Titre: Chronique d’hiver
Auteur: Paul Auster
Édition: Babel (Trad. P. Furlan)
Date de parution: 2013
Ayant un goût (récent!) pour la littérature étatsunienne, je choisis ce livre, n’ayant jamais rien lu de Paul Auster, pourtant un maître de la fiction nord-américaine. Et bien m’en a pris!!!
Car, disons le tout de go, j’ai adoré ce livre! Comme souvent, le premier abord fut mitigé. Comme si le livre et moi-même, nous nous jaugions, nous nous respirions. Car plusieurs aspects en font une œuvre singulière.
D’abord cette chronique (au singulier) est un livre de mémoire de l’auteur. Il m’a semblé évident que ce terme de chronique est très bien choisi. C’est précisément le cas: un récit chronologique de la vie de Paul Auster, comme les Chroniques (au pluriel!) médiévales pouvaient relater les faits historiques. Paul Auster chronique donc sa vie. Oh! Pas la vie d’un super héros, pleine d’actions et d’aventures extraordinaires! Là n ‘est pas l’intérêt. La vie d’Auster est riche, pleine de rencontres et de galères mais vécues comme des étapes. De voyages aussi (Francophile, Auster vécut en France, et fut, un temps, traducteur de poètes français). On lit surtout la fabrique d’un auteur, dont la vie, simple, est indissociable de l’œuvre. Juste en rapportant sa vie, Auster montre une richesse insoupçonnée.
Et justement, Auster prend un parti des plus originaux pour « chroniquer » son existence. Son récit passe par ses sensations, son corps, ses sens. Il ne raconte pas sa vie par le menu, mais va narrer exhaustivement ses lieux de vie, ses goûts culinaires… toutes les descriptions passeront par les sens, avec des mots simples et dépouillés qui assurent une précision redoutable. Toute sa vie passée au crible de ses sensations. Paul Auster définit d’ailleurs l’ouvrage comme « un catalogue de données sensorielles ». C’est étonnant, mais ô combien prenant!

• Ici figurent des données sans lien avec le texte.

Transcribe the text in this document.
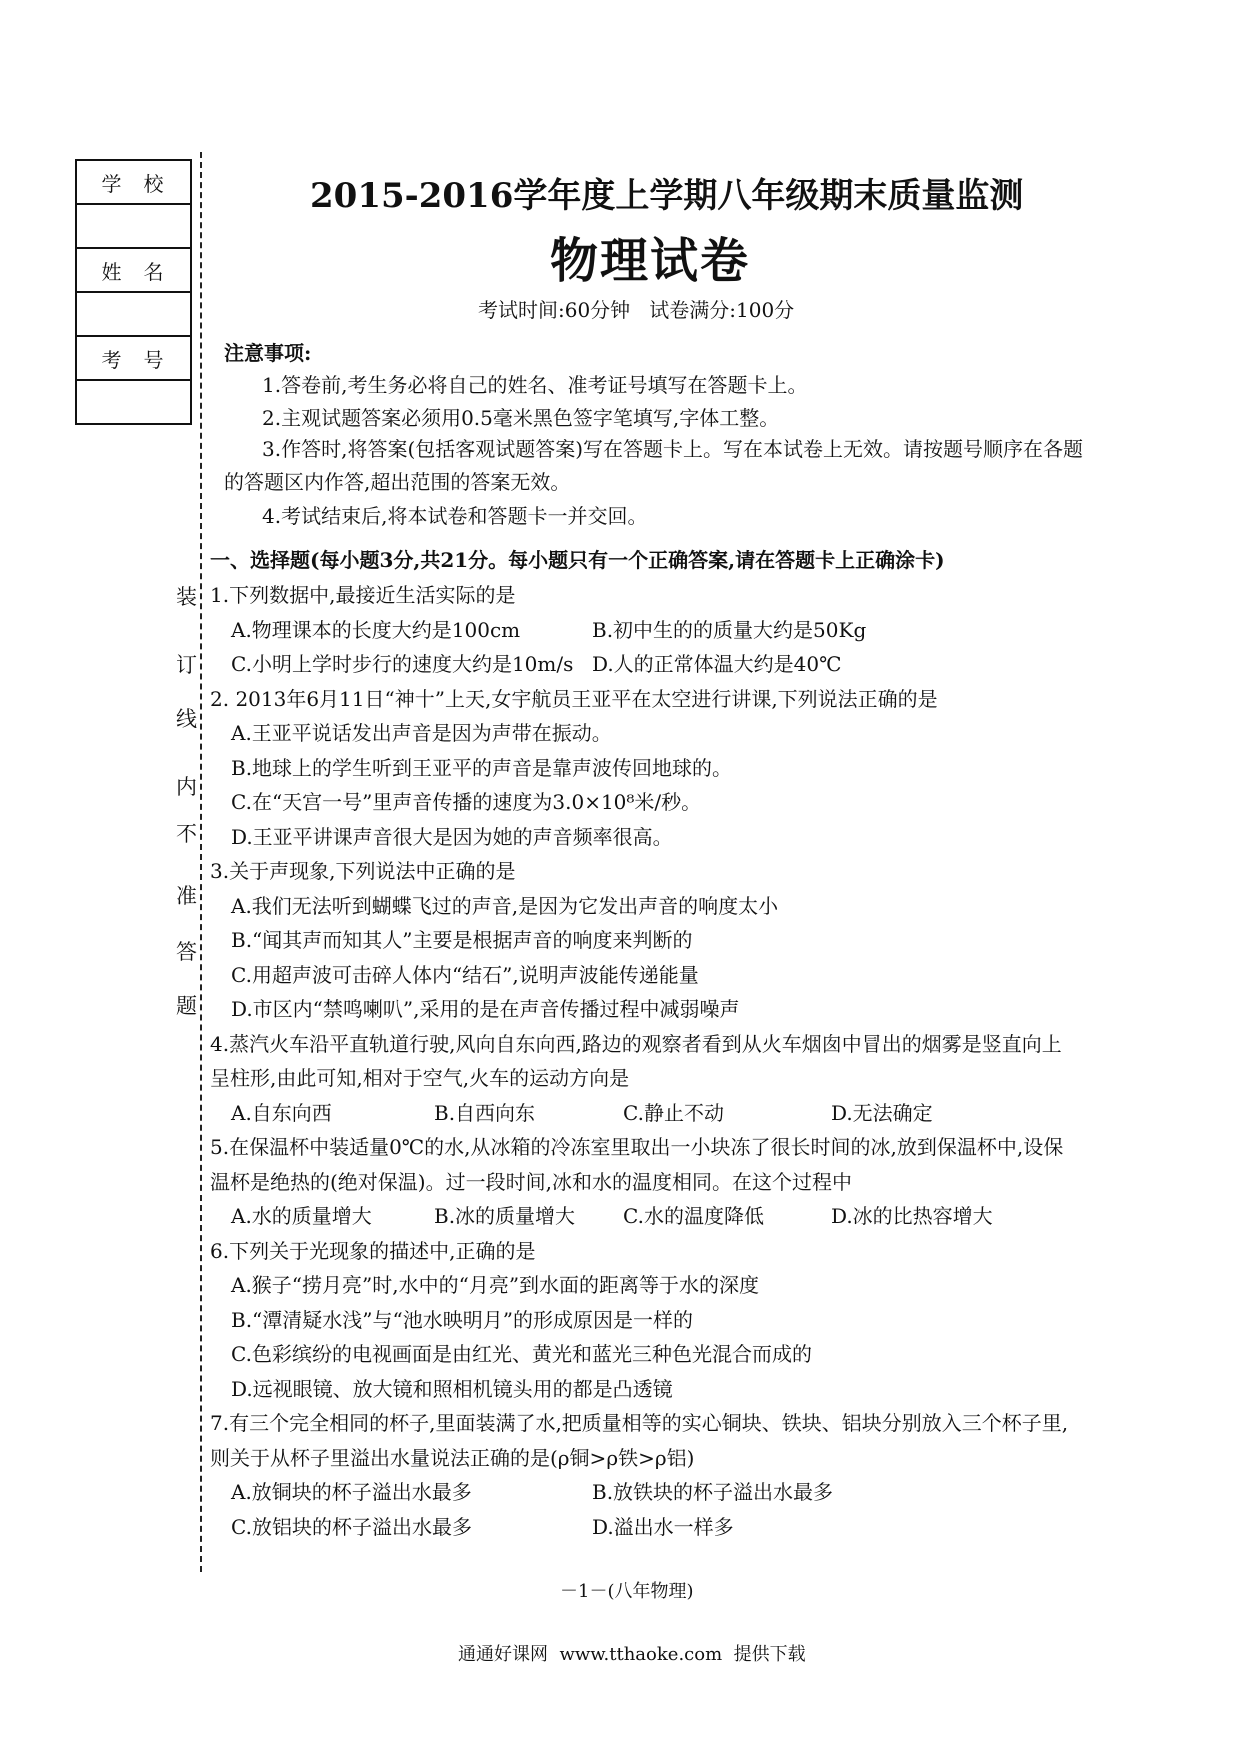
学校

姓名

考号

装
订
线
内
不
准
答
题
2015-2016学年度上学期八年级期末质量监测
物理试卷
考试时间:60分钟   试卷满分:100分
注意事项:
1.答卷前,考生务必将自己的姓名、准考证号填写在答题卡上。
2.主观试题答案必须用0.5毫米黑色签字笔填写,字体工整。
3.作答时,将答案(包括客观试题答案)写在答题卡上。写在本试卷上无效。请按题号顺序在各题
的答题区内作答,超出范围的答案无效。
4.考试结束后,将本试卷和答题卡一并交回。
一、选择题(每小题3分,共21分。每小题只有一个正确答案,请在答题卡上正确涂卡)
1.下列数据中,最接近生活实际的是
A.物理课本的长度大约是100cm	B.初中生的的质量大约是50Kg
C.小明上学时步行的速度大约是10m/s D.人的正常体温大约是40℃
2. 2013年6月11日“神十”上天,女宇航员王亚平在太空进行讲课,下列说法正确的是
A.王亚平说话发出声音是因为声带在振动。
B.地球上的学生听到王亚平的声音是靠声波传回地球的。
C.在“天宫一号”里声音传播的速度为3.0×10⁸米/秒。
D.王亚平讲课声音很大是因为她的声音频率很高。
3.关于声现象,下列说法中正确的是
A.我们无法听到蝴蝶飞过的声音,是因为它发出声音的响度太小
B.“闻其声而知其人”主要是根据声音的响度来判断的
C.用超声波可击碎人体内“结石”,说明声波能传递能量
D.市区内“禁鸣喇叭”,采用的是在声音传播过程中减弱噪声
4.蒸汽火车沿平直轨道行驶,风向自东向西,路边的观察者看到从火车烟囱中冒出的烟雾是竖直向上
呈柱形,由此可知,相对于空气,火车的运动方向是
A.自东向西	B.自西向东	C.静止不动	D.无法确定
5.在保温杯中装适量0℃的水,从冰箱的冷冻室里取出一小块冻了很长时间的冰,放到保温杯中,设保
温杯是绝热的(绝对保温)。过一段时间,冰和水的温度相同。在这个过程中
A.水的质量增大	B.冰的质量增大 C.水的温度降低	D.冰的比热容增大
6.下列关于光现象的描述中,正确的是
A.猴子“捞月亮”时,水中的“月亮”到水面的距离等于水的深度
B.“潭清疑水浅”与“池水映明月”的形成原因是一样的
C.色彩缤纷的电视画面是由红光、黄光和蓝光三种色光混合而成的
D.远视眼镜、放大镜和照相机镜头用的都是凸透镜
7.有三个完全相同的杯子,里面装满了水,把质量相等的实心铜块、铁块、铝块分别放入三个杯子里,
则关于从杯子里溢出水量说法正确的是(ρ铜>ρ铁>ρ铝)
A.放铜块的杯子溢出水最多	B.放铁块的杯子溢出水最多
C.放铝块的杯子溢出水最多	D.溢出水一样多
－1－(八年物理)
通通好课网  www.tthaoke.com  提供下载
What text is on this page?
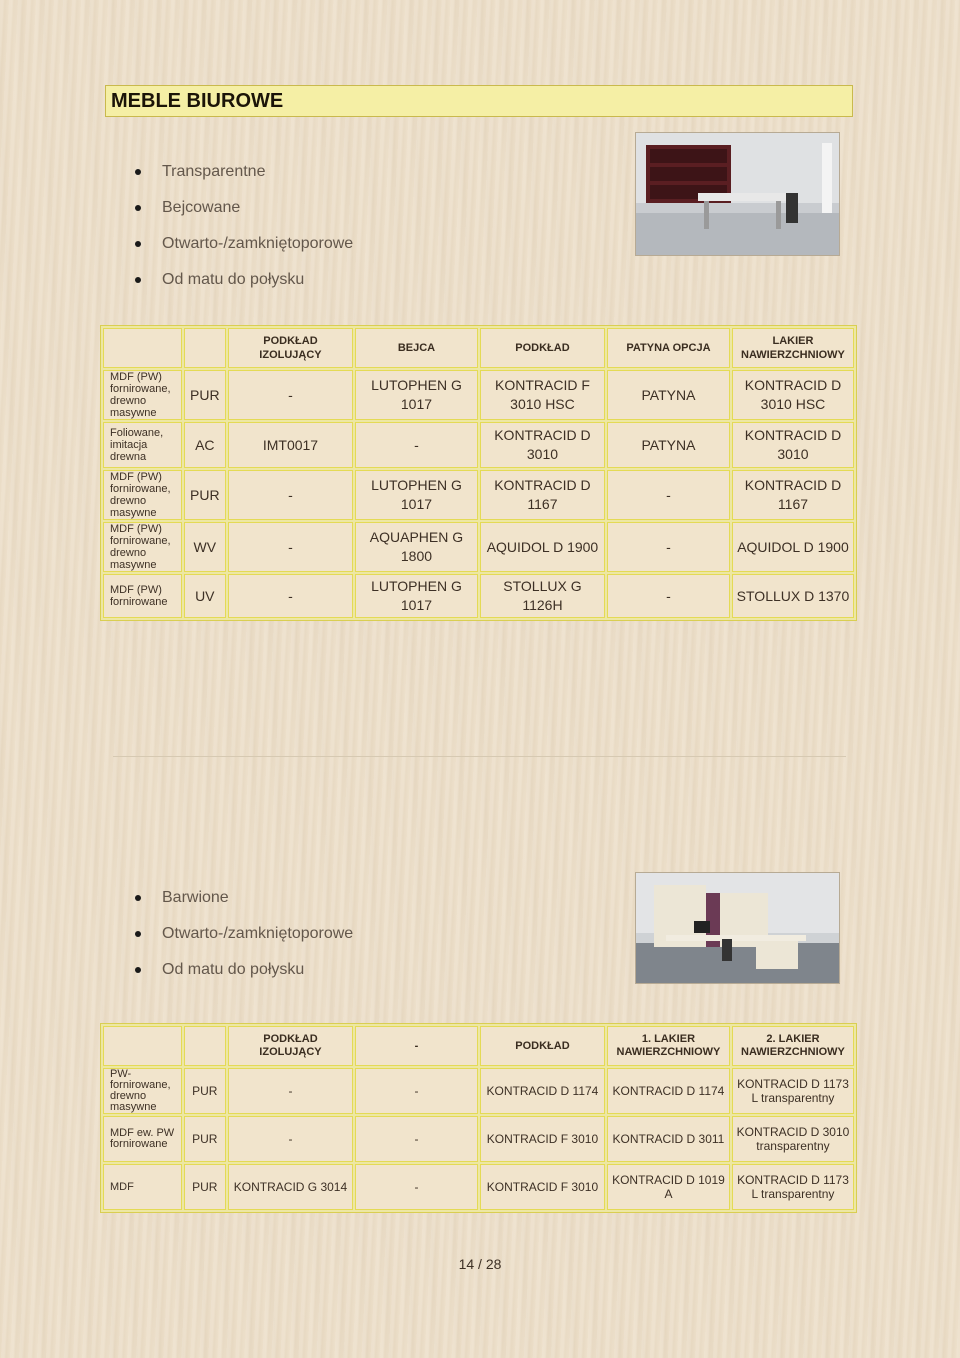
MEBLE BIUROWE
Transparentne
Bejcowane
Otwarto-/zamkniętoporowe
Od matu do połysku
		PODKŁAD IZOLUJĄCY	BEJCA	PODKŁAD	PATYNA OPCJA	LAKIER NAWIERZCHNIOWY
MDF (PW) fornirowane, drewno masywne	PUR	-	LUTOPHEN G 1017	KONTRACID F 3010 HSC	PATYNA	KONTRACID D 3010 HSC
Foliowane, imitacja drewna	AC	IMT0017	-	KONTRACID D 3010	PATYNA	KONTRACID D 3010
MDF (PW) fornirowane, drewno masywne	PUR	-	LUTOPHEN G 1017	KONTRACID D 1167	-	KONTRACID D 1167
MDF (PW) fornirowane, drewno masywne	WV	-	AQUAPHEN G 1800	AQUIDOL D 1900	-	AQUIDOL D 1900
MDF (PW) fornirowane	UV	-	LUTOPHEN G 1017	STOLLUX G 1126H	-	STOLLUX D 1370
Barwione
Otwarto-/zamkniętoporowe
Od matu do połysku
		PODKŁAD IZOLUJĄCY	-	PODKŁAD	1. LAKIER NAWIERZCHNIOWY	2. LAKIER NAWIERZCHNIOWY
PW- fornirowane, drewno masywne	PUR	-	-	KONTRACID D 1174	KONTRACID D 1174	KONTRACID D 1173 L transparentny
MDF ew. PW fornirowane	PUR	-	-	KONTRACID F 3010	KONTRACID D 3011	KONTRACID D 3010 transparentny
MDF	PUR	KONTRACID G 3014	-	KONTRACID F 3010	KONTRACID D 1019 A	KONTRACID D 1173 L transparentny
14 / 28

Enfin, Paul Auster utilise le tutoiement, ce qui peut paraitre surprenant pour raconter sa propre vie. Comme une mise à distance de lui-même. Mais également, cela interpelle le lecteur et, finalement, permet d’accéder à ce qui est commun à tous et toutes. Car cette vie devient donc celle du lecteur, la mienne, la vôtre. Curieuse sensation également d’un narrateur qui devient omniscient d’une vie qui est la nôtre mais sans l’être réellement. Quelques passages m’ont profondément touché, les dernières pages par exemple, que je me garderais bien de révéler, mais ces quelques lignes également, révélant les pensées qu’un homme peut faire sur sa vie: « L’inventaire de tes cicatrices, surtout celles de ton visage que tu peux voir chaque matin quand tu te regardes dans le miroir de la salle de bains pour te raser ou te peigner. Tu y penses rarement, mais chaque fois que tu le fais, tu comprends qu’il s’agit de marques de vie, que cet assortiment de lignes brisées, gravées sur ton visage, sont les lettres d’un alphabet secret qui raconte l’histoire de la personne que tu es, car chaque cicatrice est la trace d’une blessure guérie, et chaque blessure a été provoquée par une collision inattendue avec le monde ». Je trouve cela magnifique et ne me regarde plus dans la glace de la même manière depuis que je les ai lues!
Peut-être que ce livre me touche plus parce que je suis un homme. Peut-être parce que chacun de nous se pose des questions, plus ou moins explicitement, plus ou moins consciemment et honnêtement, sur son rapport à la vie et au vieillissement. Et simplement, parce que je suis toujours fasciné par les créateurs, par leur personnalité et la vie qui les amène à être ce qu’ils sont. Et ce livre est un formidable récit, témoignage poétique de toute ces questions. Et de ses quelques réponses.